FLAWS IN THE RECRUITER SURVEY ALSO RESULT FROM CHANGES IN METHODOLOGY
Yet, the methodology interprets that fact in a negative way. Because the magazine is collecting this data before all the schools have published their 2017 employment reports, this information also is already a year old. That is also a consequence of a change in methodology because the magazine used to go out of its way to collect the latest, up-to-date employment metrics, even before they were officially published by the schools.
The single greatest flaw in the methodology, however, is the survey of employers. Instead of sending a single survey to each major MBA employer—to the corporate official who oversees MBA hiring—Businessweek surveys every recruiter who comes on a business school campus, getting these lists from the schools. However, most companies sent to the schools alumni who work for them. So having alumni fill out these surveys causes significant bias in the sample. This change occurred in 2014, causing Businessweek to concede that alumni tended to rate their own schools “significantly more favorably than non-alumni.”

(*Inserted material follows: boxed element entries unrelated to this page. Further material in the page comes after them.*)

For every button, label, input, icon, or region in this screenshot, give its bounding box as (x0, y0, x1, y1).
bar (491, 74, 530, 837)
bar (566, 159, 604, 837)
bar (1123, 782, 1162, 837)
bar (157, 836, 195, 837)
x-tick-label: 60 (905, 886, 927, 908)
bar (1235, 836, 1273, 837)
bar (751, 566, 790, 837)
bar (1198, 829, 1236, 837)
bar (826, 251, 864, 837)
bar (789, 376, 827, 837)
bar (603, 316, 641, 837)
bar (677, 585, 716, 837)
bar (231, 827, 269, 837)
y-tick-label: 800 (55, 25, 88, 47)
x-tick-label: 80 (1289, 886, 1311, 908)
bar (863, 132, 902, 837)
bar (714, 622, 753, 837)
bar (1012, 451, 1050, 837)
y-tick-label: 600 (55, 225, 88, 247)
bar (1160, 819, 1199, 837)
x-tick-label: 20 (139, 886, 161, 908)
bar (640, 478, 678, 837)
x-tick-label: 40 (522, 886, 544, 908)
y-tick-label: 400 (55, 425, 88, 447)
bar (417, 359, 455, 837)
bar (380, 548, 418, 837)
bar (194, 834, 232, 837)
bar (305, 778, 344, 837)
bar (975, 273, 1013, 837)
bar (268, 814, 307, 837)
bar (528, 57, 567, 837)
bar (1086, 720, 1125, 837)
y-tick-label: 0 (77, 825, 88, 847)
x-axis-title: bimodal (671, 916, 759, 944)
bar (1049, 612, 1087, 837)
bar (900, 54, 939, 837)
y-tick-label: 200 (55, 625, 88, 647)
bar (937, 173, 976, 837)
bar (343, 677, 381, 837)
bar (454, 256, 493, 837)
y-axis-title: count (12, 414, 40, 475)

The alumni and student surveys also are less than a true measure of a school’s quality because respondents know their answers will impact their alma mater’s standing in the ranking. As a result, they are likely provide less-than-candid answers. That bias occurs across the sample but it is a fact that every year several schools have hard-to-explain scores that seem to defy logic. A few disgruntled alums or students, moreover, can also have a disproportionate impact on the satisfaction rates in the alumni and student polls.